I’ve presented papers at dozens of academic conferences, and there’s always some condescending academic type who asks me that. It’s always asked with perfect innocence, so that I know they don’t mean to offend.

Let’s agree that my answer does not mean to offend: “Because where I teach is better than where you teach. Our standards are higher, our faculty work harder, and my students are better than yours.” I haven’t actually said this out loud before, but it’s how I feel.

The word “better” has fallen out of fashion in America. It makes people uncomfortable. Ranking some things as better or worse is divisive and controversial. Saying that certain values are better can become a slippery slope to thinking groups of people are better, particularly one’s own. I am sympathetic to these arguments.

But that doesn’t mean “better” and “worse” should be eliminated from national discourse.

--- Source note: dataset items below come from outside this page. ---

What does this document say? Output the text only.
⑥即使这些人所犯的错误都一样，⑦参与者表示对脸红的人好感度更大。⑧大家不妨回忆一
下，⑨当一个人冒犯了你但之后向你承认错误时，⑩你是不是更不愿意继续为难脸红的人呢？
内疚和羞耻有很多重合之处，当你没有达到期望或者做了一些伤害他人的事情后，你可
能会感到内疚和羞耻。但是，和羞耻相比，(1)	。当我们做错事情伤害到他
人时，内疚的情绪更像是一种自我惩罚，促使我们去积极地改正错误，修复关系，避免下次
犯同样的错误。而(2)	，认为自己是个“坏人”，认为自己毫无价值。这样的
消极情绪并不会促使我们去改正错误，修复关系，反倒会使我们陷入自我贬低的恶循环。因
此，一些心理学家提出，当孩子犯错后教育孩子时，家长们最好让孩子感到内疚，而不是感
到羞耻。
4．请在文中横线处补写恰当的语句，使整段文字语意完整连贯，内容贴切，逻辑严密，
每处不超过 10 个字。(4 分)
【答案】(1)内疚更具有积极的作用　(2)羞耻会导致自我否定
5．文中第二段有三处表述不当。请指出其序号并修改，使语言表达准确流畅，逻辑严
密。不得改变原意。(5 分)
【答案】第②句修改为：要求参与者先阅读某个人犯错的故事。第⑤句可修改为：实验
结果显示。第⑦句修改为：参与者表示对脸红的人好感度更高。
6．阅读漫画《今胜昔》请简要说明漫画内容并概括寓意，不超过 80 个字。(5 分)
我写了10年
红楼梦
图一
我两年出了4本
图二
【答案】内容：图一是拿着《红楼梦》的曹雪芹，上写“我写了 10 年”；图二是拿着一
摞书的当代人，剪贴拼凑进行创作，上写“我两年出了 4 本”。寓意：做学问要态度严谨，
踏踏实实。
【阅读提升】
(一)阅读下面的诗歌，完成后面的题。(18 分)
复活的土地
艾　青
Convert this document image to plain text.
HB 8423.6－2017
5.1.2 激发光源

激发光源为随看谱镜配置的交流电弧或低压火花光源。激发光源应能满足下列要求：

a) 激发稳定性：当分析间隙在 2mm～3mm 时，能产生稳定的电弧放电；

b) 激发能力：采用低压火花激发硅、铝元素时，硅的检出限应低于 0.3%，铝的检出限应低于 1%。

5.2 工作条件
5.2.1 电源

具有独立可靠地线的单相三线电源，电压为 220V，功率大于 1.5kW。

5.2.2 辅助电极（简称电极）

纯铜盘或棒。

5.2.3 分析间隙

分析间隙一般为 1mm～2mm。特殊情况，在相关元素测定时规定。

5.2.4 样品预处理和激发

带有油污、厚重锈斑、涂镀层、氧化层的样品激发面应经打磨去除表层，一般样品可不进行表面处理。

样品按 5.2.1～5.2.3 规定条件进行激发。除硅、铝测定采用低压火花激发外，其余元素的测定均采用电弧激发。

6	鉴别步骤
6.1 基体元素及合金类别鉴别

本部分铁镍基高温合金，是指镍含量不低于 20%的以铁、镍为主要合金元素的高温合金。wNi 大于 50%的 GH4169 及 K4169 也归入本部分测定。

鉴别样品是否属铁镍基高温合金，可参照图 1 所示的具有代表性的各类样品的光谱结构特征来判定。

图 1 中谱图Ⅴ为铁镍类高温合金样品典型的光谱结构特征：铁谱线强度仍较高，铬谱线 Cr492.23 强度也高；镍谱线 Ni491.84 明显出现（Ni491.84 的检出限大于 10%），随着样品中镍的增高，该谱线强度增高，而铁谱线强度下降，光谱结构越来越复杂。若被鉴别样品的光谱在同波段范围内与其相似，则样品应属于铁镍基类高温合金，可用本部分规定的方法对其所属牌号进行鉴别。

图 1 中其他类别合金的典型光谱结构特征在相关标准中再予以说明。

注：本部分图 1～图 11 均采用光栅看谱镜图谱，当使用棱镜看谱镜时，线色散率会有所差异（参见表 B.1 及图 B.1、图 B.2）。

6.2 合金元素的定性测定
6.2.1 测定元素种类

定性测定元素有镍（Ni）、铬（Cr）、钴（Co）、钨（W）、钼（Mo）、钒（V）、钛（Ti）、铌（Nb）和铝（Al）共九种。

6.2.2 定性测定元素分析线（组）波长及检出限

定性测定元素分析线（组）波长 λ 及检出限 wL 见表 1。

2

At our nation’s service academies, such words are used unapologetically. High schools students come to us wanting something better. Faculty come here wanting something better. The American public expects, when they see a newly commissioned lieutenant, that he or she believes the things an American officer stands for are better than those that characterize a less demanding life.

I think my colleagues understand the idea of “better”. Air Force Academy faculty have won the CASE Professor of the Year award nine times, more than 99% of all colleges in America. Even the Ivy League schools have not done better. And I say this having attended one.

Better still, I have my students: Those who have taken on the challenge of computer science, and those who have sought the rigor of the Academy Scholars Program. These young men and women are a college professor’s dream. They are hungry to learn, always prepared, and passionate in their search for truth. They will become America’s future leaders. Who wouldn’t want to teach them?

Yes, we are not perfect. We have high standards. When we meet them, it’s expected. When we don’t, it’s news. That is how it should be. And when the ship of idealism founders on the rocks of reality, cynicism takes root. All of us who work with young people have seen it. We deal with it as best we can.

But abandoning ship is not an option. I will not give up on “better”.

I believe that learning is better than ignorance. Right answers are better than wrong ones. Thoughtful engagement is better than unquestioning belief, and genuine understanding is better than blind regurgitation.

I believe reality exists independent of our perception of it. Critical thinking and the scientific method are the best ways humanity has to uncover its secrets.

I believe people have lived with great minds and great ideas. We are better for knowing them.

I believe running a mile in nine minutes is better than running it in 10. Running a mile in 15 minutes is better than not running one at all.

I believe hard work is better than sloth. Kindness is better than selfishness. Freedom is better than slavery. Duty is better than purposelessness. Responsibility is better than entitlement. Truth is better than mendacity. Flourishing is better than misery. Hope is better than despair.

Some values are better than others and, dare I say, no one creed or group has an exclusive claim to them. They are part of our human nature. They belong to everyone.

How many of us can say that where we work and what we do aspires to these ideals on a regular basis? I can. I do. I am proud of it.